Skip to content

ADR-002: Categorical CEL routing

Status: Accepted (2026-03-28) Source: historical-notes/2026-03-28-categorical-cel-routing.md

Context

Original sharding strategies (hash, range) are blind to record semantics. Some workloads need routing on a categorical field (e.g. tenant_id, region) so that:

  • All records with the same value land on the same shard.
  • The set of routing values is known at write time and stored in the manifest, so readers can route a query without scanning data.
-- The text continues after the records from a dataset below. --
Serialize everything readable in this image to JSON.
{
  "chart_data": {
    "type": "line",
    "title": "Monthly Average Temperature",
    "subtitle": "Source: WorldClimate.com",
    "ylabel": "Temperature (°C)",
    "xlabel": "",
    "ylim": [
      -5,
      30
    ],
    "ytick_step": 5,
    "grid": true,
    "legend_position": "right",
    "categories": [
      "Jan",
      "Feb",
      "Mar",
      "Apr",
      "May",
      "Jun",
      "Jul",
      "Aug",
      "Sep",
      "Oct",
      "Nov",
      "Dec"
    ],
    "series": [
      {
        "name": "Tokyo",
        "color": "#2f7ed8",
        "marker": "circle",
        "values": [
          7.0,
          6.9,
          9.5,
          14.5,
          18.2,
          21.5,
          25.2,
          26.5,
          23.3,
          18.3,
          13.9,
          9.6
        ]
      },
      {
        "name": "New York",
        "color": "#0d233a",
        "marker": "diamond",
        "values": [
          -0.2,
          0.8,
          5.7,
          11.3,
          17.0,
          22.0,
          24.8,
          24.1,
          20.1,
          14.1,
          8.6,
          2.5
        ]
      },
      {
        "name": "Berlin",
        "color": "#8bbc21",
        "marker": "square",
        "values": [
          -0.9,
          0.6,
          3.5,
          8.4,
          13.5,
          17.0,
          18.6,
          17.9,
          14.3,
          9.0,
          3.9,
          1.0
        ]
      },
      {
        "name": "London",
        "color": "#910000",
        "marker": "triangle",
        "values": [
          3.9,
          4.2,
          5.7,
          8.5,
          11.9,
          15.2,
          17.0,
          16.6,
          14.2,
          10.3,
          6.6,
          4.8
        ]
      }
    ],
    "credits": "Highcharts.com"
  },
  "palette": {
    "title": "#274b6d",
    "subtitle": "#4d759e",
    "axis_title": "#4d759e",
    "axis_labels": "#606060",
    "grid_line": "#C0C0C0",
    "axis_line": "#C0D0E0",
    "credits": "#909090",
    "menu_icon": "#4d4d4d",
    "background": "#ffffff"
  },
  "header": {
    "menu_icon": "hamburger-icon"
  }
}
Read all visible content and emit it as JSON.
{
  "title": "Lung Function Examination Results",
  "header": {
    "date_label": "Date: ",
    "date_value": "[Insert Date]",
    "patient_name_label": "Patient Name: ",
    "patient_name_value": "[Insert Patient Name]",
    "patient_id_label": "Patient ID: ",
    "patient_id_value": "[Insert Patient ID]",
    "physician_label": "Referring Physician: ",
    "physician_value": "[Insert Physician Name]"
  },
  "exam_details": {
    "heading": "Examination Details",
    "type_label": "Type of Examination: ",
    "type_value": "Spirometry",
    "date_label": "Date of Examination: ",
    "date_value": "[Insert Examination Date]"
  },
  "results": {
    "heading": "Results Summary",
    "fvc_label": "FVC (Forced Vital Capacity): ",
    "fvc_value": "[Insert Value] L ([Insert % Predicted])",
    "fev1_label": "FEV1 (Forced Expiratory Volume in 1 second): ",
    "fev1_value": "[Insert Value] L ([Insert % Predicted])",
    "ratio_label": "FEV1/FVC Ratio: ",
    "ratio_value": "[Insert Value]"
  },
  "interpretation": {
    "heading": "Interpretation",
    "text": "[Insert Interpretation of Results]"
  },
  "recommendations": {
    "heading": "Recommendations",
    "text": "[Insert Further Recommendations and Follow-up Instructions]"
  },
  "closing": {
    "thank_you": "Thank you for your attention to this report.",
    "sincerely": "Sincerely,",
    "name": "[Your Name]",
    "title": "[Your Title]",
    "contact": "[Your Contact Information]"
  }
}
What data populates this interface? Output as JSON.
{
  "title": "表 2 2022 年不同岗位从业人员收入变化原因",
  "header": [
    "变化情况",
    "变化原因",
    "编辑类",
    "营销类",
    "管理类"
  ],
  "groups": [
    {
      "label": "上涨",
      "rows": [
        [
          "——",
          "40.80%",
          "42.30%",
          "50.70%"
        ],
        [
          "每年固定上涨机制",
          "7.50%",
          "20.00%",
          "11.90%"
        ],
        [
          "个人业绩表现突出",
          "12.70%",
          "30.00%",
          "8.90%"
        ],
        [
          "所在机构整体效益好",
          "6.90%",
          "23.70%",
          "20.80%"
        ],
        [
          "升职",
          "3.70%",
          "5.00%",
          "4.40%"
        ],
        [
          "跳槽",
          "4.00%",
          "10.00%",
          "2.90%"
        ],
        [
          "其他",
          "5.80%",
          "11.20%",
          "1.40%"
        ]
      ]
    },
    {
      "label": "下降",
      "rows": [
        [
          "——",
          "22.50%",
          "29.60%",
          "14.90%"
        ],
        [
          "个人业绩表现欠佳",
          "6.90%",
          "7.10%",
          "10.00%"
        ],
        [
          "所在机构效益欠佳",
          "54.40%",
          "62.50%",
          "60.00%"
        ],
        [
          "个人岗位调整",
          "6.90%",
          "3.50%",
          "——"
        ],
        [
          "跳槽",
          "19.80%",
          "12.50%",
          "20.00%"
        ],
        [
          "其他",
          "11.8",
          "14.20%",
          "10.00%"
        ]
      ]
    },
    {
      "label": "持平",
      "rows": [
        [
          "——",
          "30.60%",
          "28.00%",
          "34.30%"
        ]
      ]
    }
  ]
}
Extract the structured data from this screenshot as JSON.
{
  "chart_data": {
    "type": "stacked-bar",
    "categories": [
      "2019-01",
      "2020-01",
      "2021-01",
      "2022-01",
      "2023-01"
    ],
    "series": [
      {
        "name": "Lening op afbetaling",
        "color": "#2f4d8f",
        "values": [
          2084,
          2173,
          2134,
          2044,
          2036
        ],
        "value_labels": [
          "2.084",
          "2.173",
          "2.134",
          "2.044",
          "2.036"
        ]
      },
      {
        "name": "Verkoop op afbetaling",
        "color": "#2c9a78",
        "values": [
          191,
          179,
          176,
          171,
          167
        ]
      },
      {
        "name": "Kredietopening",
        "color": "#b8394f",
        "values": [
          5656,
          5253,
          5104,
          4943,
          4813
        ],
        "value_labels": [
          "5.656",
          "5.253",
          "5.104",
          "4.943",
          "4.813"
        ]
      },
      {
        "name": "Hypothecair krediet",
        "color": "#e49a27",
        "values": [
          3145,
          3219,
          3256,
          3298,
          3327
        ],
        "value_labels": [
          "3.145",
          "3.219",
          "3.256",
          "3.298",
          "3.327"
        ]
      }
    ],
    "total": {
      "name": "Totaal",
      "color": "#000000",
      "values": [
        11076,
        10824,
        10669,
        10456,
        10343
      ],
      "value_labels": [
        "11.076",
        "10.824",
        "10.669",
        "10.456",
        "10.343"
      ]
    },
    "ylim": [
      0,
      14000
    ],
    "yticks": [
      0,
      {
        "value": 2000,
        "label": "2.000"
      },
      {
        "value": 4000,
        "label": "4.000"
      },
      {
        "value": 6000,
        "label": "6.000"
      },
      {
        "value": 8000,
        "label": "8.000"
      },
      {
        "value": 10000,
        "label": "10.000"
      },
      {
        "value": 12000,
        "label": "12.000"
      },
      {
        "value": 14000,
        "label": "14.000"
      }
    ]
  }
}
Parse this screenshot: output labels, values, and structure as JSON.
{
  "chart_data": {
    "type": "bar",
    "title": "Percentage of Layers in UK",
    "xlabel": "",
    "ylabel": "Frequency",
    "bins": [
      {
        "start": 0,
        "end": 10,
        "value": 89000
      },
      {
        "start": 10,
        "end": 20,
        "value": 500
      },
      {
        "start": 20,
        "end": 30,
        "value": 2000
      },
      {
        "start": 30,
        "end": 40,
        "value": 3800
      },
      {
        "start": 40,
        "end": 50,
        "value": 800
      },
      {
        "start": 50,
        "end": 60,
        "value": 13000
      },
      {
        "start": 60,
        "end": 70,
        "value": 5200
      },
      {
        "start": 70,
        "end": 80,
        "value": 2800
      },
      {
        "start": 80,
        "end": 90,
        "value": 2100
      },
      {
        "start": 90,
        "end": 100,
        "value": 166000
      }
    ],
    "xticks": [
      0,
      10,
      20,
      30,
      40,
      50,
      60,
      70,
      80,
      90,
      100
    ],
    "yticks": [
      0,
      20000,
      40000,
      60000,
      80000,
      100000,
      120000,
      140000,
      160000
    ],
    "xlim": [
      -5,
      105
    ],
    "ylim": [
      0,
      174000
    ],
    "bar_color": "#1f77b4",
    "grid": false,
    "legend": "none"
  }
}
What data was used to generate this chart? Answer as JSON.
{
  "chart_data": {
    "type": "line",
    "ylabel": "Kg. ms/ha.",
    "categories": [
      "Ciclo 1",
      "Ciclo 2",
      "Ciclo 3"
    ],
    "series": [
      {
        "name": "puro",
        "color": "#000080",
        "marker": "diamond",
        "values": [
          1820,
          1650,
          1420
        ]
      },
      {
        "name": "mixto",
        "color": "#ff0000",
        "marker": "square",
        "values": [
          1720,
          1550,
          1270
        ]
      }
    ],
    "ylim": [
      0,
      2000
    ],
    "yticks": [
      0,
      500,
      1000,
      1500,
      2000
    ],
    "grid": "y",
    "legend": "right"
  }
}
Hash routing of a categorical field works but defeats locality and complicates targeted reads.

Decision

Add a categorical CEL routing strategy:

  • ShardingSpec carries cel_expr (CEL expression returning a routing token), cel_columns (input columns), and routing_values (the closed set of allowed tokens).
  • CEL evaluation uses cel-expr-python>=0.1 (NOT celpy).
  • The token set is captured into the manifest (format version 3 required).
  • Unknown tokens at read time raise UnknownRoutingTokenError (a ValueError subclass).
  • infer_routing_values_from_data=True lets the writer derive the token set from the input.

Consequences

  • Routing is deterministic and locality-preserving for categorical fields.
  • Reader can answer "which shard holds tenant X" without I/O.
  • Manifest format bumped to v3; v1/v2 lack routing_values.
  • New error type for unknown tokens (separate from generic routing errors).